Originally written for the Tay Township Report, January 2008
I lost a dear friend of mine two weeks ago. As I was driving home from work, I stopped to pick my children up at their father's house, and hit pause on my iPod Nano. When I came back, all signs of life had disappeared. Frantically, I held down the play button, waiting for the tiny screen to light up. I cradle it's tiny body in my hands, uttering words of encouragement, lightly sprinkled with the odd obscenity, in hopes of talking it out of its apparent technological suicide. After a few minutes, I realized I would have to drive home, with only the radio and the happy squeals of my children for company, for that long five minute drive home. Dejected, I listened to the spurts of chatter and sporadic bursts of melody, as the car stereo scanned in search of a station to suit my needs. Upon arriving home, I crossed my fingers as I plugged my little silver and pink friend into my computer, certain that, like someone in insulin shock, all it needed was a little juice. Nothing.
It may be time for an introduction. My name is Andrea, and I have a problem. I am a full-fledged music junkie. There are plenty of music lovers in the world, but I am an addict. I used music the way others used anti-depressants, as a method of keeping me balanced.

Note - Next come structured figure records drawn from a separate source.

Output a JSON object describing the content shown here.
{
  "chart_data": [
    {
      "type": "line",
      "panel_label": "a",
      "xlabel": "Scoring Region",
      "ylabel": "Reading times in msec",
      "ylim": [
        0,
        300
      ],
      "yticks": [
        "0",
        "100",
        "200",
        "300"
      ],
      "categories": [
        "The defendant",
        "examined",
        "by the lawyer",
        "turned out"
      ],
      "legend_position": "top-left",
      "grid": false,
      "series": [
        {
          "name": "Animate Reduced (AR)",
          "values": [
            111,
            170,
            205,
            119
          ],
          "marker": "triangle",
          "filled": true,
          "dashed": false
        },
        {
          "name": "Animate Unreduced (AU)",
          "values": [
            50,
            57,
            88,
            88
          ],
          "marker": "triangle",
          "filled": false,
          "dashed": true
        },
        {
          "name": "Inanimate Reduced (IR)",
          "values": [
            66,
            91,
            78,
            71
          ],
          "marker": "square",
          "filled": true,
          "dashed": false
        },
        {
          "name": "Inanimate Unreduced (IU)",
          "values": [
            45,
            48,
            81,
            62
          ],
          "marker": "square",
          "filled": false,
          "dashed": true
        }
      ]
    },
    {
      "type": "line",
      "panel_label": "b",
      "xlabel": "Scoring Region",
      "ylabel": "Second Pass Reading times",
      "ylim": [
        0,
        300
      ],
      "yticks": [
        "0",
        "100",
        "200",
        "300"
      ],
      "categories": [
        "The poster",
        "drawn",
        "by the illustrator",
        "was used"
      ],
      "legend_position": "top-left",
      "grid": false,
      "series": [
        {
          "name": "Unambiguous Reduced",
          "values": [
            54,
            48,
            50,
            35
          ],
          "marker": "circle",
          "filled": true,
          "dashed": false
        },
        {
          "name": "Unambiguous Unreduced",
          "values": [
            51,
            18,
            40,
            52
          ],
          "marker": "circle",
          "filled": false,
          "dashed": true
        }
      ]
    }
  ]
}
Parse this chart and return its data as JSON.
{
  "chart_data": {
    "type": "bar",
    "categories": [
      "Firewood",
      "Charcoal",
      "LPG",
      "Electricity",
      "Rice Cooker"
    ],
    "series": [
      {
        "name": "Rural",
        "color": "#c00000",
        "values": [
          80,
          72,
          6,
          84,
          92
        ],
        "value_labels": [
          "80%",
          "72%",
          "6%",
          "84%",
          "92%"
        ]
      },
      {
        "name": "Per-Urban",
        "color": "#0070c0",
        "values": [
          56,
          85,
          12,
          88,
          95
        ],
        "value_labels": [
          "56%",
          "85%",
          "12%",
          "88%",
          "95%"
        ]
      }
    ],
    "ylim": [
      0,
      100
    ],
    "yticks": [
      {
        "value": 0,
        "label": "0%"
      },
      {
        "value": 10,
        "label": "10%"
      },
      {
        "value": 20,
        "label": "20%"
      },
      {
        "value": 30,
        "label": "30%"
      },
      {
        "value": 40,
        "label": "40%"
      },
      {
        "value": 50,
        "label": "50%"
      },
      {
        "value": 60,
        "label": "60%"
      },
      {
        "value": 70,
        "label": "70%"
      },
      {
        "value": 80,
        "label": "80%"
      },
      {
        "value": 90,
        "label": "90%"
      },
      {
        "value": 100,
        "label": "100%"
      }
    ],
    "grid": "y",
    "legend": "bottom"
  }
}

When I clean, when I drive, when I walk, when I exercise, it's there, keeping me company. In the early days of my current employment, one of the main draws of the job wasn't the pay, or the hours, but the fact that I was able to spend over 7 hours a day with my then-generic-brand mp3 player, as dear to me then as my little buddy is now. My head would swirl with ideas for playlists. I spent an entire day listening to nothing but the Pixies. More recently I embarked on a plan to listen to every track in my music collection, alphabetically by title. I was excited, and life was good. Poor thing didn't make it past the 'I's.
Upon returning to work after a period of mourning (okay, it was monday) I settled back into my routine. It was then, I had a revelation. Although I had never realized it before, my co-workers wanted to talk to me. Perhaps I was happily distracted, or maybe I just plain couldn't hear them over the melodic strains of Social Distortion, but they had been attempting to communicate with me, and I had been missing out. Every junkie hits that moment, when they realize that their habit has become a hindrance on their life in some way. I realized that my physical and metaphorical attachment to those little earbuds were having a negative effect on my social life - and probably my hearing as well.
It's been two weeks. In a moment of optimism and desperation, I've just plugged my little buddy back into my computer, and imagine that... a tiny, faint apple appeared on it's screen. I'm joyous, but also wary. I hope that, given this second chance, my little friend and I can start over in a relationship thats a little more healthy, for both of us.